Por exemplo, o presidente da República de um país presidencialista
contemporâneo não pode dominar nem uma fração mínima de todo o
conhecimento de que necessitaria para tomar decisões que vão desde
aspectos complexos da política econômica até questões de saúde pública
ou energia nuclear. Em conseqüência, ele é obrigado, cada vez mais, a
confiar nos assessores, consultores e técnicos. O resultado disso é que o
controle das decisões públicas cada vez mais foge dos funcionários
eleitos, cada vez mais perde a representatividade. Isto é, inclusive,
grandemente fomentado pela convicção quase religiosa de que só os
especialistas entendem realmente dos diversos assuntos, quando esta é
uma crença bastante discutível em vários níveis. Chegamos até a acreditar
que a ciência e a técnica, mesmo no campo social, são absolutamente
neutras, a-ideológicas. Mas isto não é verdade. Também as proposições
técnicas podem ser submetidas àquelas perguntinhas que vimos no
capítulo sobre ideologia. Também elas, muitas vezes, não passam de
colocações fortemente ideológicas, mascaradas sob a capa de uma
“verdade científica” e muito ciosa das prerrogativas que isso lhe dá.

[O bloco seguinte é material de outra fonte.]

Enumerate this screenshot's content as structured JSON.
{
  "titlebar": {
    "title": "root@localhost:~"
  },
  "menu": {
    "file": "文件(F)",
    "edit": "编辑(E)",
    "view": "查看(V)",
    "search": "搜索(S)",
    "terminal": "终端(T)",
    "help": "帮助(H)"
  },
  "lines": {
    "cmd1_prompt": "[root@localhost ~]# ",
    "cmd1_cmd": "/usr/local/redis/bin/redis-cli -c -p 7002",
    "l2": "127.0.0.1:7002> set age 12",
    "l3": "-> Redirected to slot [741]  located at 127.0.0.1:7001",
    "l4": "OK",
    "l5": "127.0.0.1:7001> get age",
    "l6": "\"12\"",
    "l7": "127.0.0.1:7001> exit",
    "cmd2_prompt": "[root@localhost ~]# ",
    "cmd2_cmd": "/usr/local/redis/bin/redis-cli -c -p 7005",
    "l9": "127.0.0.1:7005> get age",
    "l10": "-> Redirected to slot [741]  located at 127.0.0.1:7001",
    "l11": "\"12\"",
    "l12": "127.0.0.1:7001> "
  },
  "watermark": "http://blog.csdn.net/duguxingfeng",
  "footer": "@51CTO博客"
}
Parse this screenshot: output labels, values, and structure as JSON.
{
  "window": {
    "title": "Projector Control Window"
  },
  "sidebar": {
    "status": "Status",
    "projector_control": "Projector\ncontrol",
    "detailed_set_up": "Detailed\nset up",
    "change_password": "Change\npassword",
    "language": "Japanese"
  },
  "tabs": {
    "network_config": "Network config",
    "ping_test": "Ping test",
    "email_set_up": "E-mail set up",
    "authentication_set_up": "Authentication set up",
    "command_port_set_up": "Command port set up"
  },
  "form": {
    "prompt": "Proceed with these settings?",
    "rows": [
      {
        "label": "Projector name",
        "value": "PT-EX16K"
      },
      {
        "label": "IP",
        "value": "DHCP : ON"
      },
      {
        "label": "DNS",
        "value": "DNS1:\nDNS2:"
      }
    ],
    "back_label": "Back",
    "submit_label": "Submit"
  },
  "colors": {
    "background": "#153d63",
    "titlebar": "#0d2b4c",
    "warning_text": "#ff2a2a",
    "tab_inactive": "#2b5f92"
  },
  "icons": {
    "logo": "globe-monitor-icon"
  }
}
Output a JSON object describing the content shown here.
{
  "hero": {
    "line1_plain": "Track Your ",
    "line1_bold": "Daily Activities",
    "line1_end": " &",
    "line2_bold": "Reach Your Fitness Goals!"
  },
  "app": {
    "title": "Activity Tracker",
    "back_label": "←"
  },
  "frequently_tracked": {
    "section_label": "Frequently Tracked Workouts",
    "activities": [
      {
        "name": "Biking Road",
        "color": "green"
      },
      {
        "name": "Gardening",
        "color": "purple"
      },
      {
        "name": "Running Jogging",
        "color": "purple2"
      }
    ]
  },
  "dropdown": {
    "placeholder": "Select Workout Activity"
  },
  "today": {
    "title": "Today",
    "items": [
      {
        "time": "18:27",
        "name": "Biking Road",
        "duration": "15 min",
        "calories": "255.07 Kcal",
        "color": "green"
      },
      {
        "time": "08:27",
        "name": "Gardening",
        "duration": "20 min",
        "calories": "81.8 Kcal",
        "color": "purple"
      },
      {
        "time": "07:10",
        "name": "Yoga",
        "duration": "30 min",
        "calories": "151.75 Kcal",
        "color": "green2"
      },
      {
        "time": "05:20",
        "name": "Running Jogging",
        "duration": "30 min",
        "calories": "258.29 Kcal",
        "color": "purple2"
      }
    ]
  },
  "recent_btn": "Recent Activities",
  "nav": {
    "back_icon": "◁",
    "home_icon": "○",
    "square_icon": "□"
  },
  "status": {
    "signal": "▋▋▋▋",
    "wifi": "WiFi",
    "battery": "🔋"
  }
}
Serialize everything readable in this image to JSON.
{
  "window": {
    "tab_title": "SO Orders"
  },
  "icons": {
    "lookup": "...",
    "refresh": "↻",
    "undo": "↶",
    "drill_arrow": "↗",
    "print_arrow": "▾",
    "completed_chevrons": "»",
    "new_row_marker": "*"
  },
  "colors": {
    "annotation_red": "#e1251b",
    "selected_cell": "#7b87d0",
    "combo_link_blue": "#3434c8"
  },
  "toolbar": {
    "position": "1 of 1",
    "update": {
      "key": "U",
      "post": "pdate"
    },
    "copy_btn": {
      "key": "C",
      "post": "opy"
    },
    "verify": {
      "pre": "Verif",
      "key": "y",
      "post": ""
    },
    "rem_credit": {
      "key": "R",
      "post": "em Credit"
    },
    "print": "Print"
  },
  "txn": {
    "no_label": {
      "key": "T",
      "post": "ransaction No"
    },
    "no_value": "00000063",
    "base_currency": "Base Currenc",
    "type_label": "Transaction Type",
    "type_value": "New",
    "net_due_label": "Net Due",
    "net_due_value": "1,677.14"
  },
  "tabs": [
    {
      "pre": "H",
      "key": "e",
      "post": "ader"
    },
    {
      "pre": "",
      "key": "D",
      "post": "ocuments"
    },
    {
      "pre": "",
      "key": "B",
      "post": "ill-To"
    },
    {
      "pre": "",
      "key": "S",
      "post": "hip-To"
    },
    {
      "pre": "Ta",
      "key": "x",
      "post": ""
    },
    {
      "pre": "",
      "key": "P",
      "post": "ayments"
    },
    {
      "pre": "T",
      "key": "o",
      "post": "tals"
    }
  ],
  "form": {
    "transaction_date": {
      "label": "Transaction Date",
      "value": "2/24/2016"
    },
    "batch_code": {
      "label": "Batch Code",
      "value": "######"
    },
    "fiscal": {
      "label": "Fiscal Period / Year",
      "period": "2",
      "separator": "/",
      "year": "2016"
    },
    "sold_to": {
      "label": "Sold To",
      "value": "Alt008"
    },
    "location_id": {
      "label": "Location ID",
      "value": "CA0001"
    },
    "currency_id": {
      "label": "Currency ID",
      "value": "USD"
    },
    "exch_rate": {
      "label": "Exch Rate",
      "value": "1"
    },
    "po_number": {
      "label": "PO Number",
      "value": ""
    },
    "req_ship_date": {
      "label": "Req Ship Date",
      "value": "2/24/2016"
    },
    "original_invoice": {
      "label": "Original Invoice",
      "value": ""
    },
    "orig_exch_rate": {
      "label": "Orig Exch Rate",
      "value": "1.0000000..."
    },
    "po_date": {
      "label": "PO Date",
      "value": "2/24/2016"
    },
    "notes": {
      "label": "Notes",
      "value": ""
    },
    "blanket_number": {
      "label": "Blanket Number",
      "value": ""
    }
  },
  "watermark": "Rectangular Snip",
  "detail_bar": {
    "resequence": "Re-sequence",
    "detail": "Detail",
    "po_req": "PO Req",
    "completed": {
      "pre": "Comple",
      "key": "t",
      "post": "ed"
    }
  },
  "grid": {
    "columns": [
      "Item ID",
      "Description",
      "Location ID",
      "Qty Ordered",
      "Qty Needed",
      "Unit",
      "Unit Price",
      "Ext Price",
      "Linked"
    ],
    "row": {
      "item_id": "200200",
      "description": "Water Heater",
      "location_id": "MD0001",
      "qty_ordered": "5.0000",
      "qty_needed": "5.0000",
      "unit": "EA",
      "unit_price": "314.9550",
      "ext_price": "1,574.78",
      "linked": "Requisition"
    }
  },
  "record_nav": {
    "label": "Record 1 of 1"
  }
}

Daí o fenômeno da tecnocracia, do governo dos técnicos e dos
especialistas, dos que sabem o que é melhor para todos. Na realidade, se
a complexidade da ciência e da tecnologia contemporâneas nos coloca
muito na dependência desses especialistas, essa dependência não é, nem
pode ser, total e absoluta. A ciência e a tecnologia não são algo acima do
homem, mas algo do homem. Não são infalíveis; são, muitas vezes e de
várias formas, francamente ideológicas e, no momento em que assumem
potencialidade política, são do interesse e da responsabilidade de todos a
que vão afetar. Por esta razão, o controle da informação e a utilização da
ciência e da tecnologia em lugar de serem entregues sem restrições aos
especialistas, hão de ser postos sob a supervisão da sociedade —
supervisão, evidentemente, adequada à liberdade de investigação
científica. Quando a ciência passa a ter significado e aplicação políticos, ela
interessa a todos, não importa quanto os detentores da “verdade”
estrilem.
Para encerrar, devemos observar que as formas pelas quais somos
mandados e as formas pelas quais as ideologias dominantes nos são
impostas não se resumem, como podemos pensar, à propaganda, pelo
menos no sentido estrito da palavra. Na verdade, grande parte dos
condicionantes e determinantes de nossa conduta está em tudo: na
linguagem, nos hábitos, na tradição, nas formas de convívio social, na
escola, nas aspirações que aprendemos a desenvolver como se fossem
realmente nossas.
A dominação mais forte e mais difícil de vencer (até mesmo porque é
comum que não a queiramos vencer) é a que se faz pela cabeça. Quando a
nossa cabeça não tem autonomia, quando, mesmo que não notemos,
pensam por nós, aí estamos dominados, seja pelo esquema interno a
nosso próprio país, seja por economias e culturas que o colonizam, seja
por ambos — como geralmente é o caso. A resistência contra essa
dominação, quando ela realmente nos toma conta da cabeça, é muito
difícil, inclusive porque pensamos que somos nós que estamos a decidir,
em vez de um esquema pré-fabricado que internalizamos. Isto se
percebe bem em situações simples, como quando concluímos que a
“realização” plena de um jovem praticando o esporte da moda não é
realização plena coisa nenhuma, mas a consequência prevista de um
processo de marketing em que ele foi colhido. Quando, entretanto, esse
processo é mais fundo, a ponto de o confundirmos com nossa própria
identidade, nossa maneira de ser — aí a luta é mais difícil, e só pela
consciência política e pela produção cultural livre e autônoma
conseguiremos, coletivamente, vencer.
1 “Eu sou um verdadeiro escravo”, queixa-se o homem de
negócios, chegando ao trabalho cedo e encontrando a faxineira.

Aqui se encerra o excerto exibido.